Bengali tigers roam these riverbanks, the largest feline predator in Asia. About 300 live in the Sundarbans and because of encroaching overpopulation, the poor Bengalis who live too close to the jungle are always in danger of getting attacked. In the last Indian village before crossing to Bangladesh we met Mr Gobindo, a friendly fisherman who was attacked, but fortunately survived. He showed us the marks of the tiger teeth on his leg and on his head. Incredibly, he was able to fight back and he escaped by miracle, managing to chase the huge feline with his oar…
Gobindo and his fellow villagers were the last humans we encountered. For the next three days, all the way to the suburbs of Dhaka, there was just mysterious, impenetrable jungle. We tried once in a while with a smaller boat to enter the labyrinth of mangroves through small channels. The bird life was magnificent, we could see deer, huge monitor lizards, beavers, and Ganges dolphins with typical elongated beaks. Floating around us were pieces of dark wood which, at closer inspection revealed, the presence of two piercing eyes. These were estuarine crocodiles waiting for prey. The rest was silence. At one moment we saw a sign of Her, in the mud, the fresh pugmarks of the tiger. Our guide said she must have been there a few hours ago. Like a mysterious Indian goddess, she was probably watching us unseen. Perhaps better so, since in the Sundarbans, they say that if you see the tiger you hardly ever return to tell it again.
Heading north, human life began to reappear. We were in Bangladesh, approaching Dhaka. The landscape and the people looked as in India. The only difference was that we could only hear the chant of the Muezzin; no more Hindu temple songs to accompany the sunrises on the gentle waters. This is the unfortunate fruit of partition. Bangladesh is now mostly a monotheistic Islamic country, even if it espouses a very gentle, more tolerant form of soft Islam that is influenced by Sufism.
We moored south of Dhakka. It was with regret that we had to leave the calm and gentle life of the river cruise. Entering the buzzing traffic of Dhaka was a brutal awakening that felt like going from Nirvana back to Samsara, the material world. A modern jungle of double-decker buses, motor rickshaws, goats, bicycles and all sorts of unthinkable vehicles. Overpopulation, partition, and the war with Pakistan have left permanent scars on the urban life of the city. The poor state of the so-called pink palace, the abode of the last local ruler, showed all the signs of the general decadence of a city which once was called the Venice of the East.
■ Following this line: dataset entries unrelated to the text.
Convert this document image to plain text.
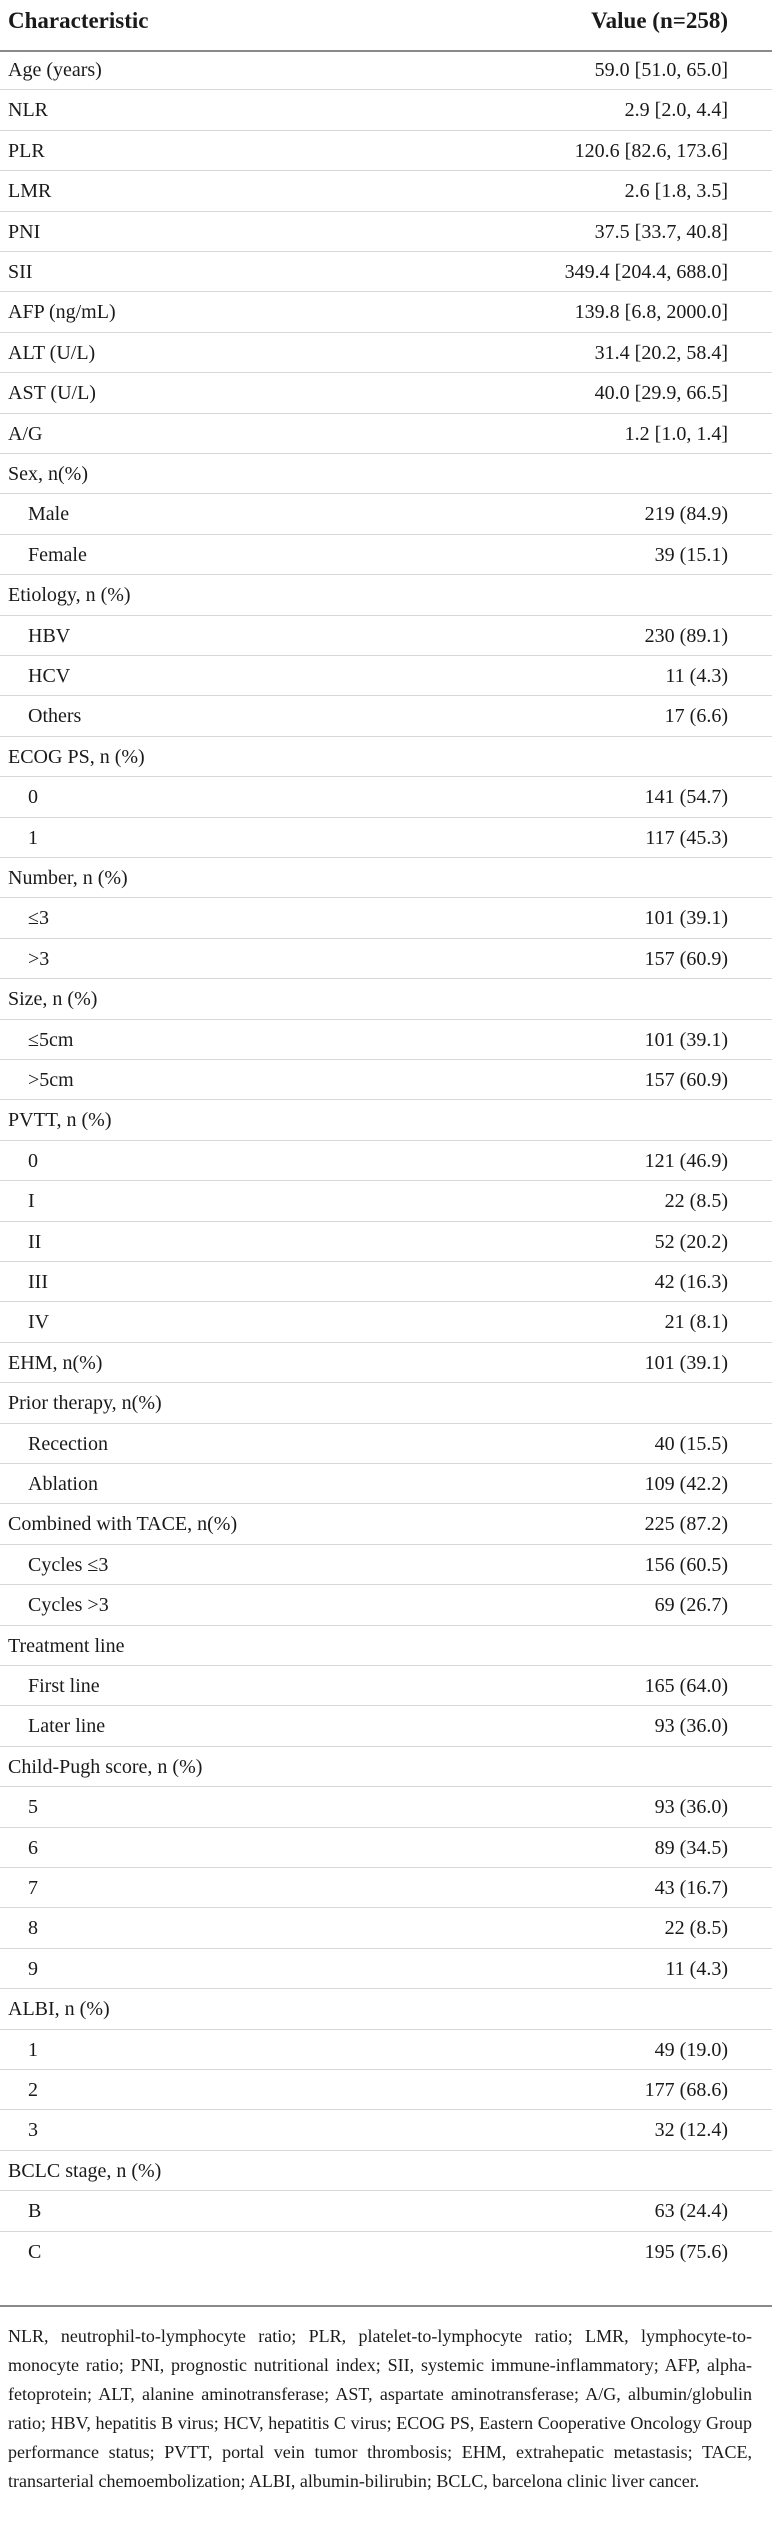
Characteristic	Value (n=258)
Age (years)	59.0 [51.0, 65.0]
NLR	2.9 [2.0, 4.4]
PLR	120.6 [82.6, 173.6]
LMR	2.6 [1.8, 3.5]
PNI	37.5 [33.7, 40.8]
SII	349.4 [204.4, 688.0]
AFP (ng/mL)	139.8 [6.8, 2000.0]
ALT (U/L)	31.4 [20.2, 58.4]
AST (U/L)	40.0 [29.9, 66.5]
A/G	1.2 [1.0, 1.4]
Sex, n(%)
Male	219 (84.9)
Female	39 (15.1)
Etiology, n (%)
HBV	230 (89.1)
HCV	11 (4.3)
Others	17 (6.6)
ECOG PS, n (%)
0	141 (54.7)
1	117 (45.3)
Number, n (%)
≤3	101 (39.1)
>3	157 (60.9)
Size, n (%)
≤5cm	101 (39.1)
>5cm	157 (60.9)
PVTT, n (%)
0	121 (46.9)
I	22 (8.5)
II	52 (20.2)
III	42 (16.3)
IV	21 (8.1)
EHM, n(%)	101 (39.1)
Prior therapy, n(%)
Recection	40 (15.5)
Ablation	109 (42.2)
Combined with TACE, n(%)	225 (87.2)
Cycles ≤3	156 (60.5)
Cycles >3	69 (26.7)
Treatment line
First line	165 (64.0)
Later line	93 (36.0)
Child-Pugh score, n (%)
5	93 (36.0)
6	89 (34.5)
7	43 (16.7)
8	22 (8.5)
9	11 (4.3)
ALBI, n (%)
1	49 (19.0)
2	177 (68.6)
3	32 (12.4)
BCLC stage, n (%)
B	63 (24.4)
C	195 (75.6)
NLR, neutrophil-to-lymphocyte ratio; PLR, platelet-to-lymphocyte ratio; LMR, lymphocyte-to-monocyte ratio; PNI, prognostic nutritional index; SII, systemic immune-inflammatory; AFP, alpha-fetoprotein; ALT, alanine aminotransferase; AST, aspartate aminotransferase; A/G, albumin/globulin ratio; HBV, hepatitis B virus; HCV, hepatitis C virus; ECOG PS, Eastern Cooperative Oncology Group performance status; PVTT, portal vein tumor thrombosis; EHM, extrahepatic metastasis; TACE, transarterial chemoembolization; ALBI, albumin-bilirubin; BCLC, barcelona clinic liver cancer.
The unlimited extravagances in which the ruling Nawabs indulged while the sultanate was falling apart is on display in the National Museum, where one could even see a carpet for his throne chamber made of fine strings of Ivory.
From Dhaka we flew back to Calcutta. Strange as it may sound, coming from Dhaka, the city of Mother Theresa seemed suddenly as neat as Switzerland, proof of the ultimate unreality of any perception, which is at the core of ancient Indian wisdom.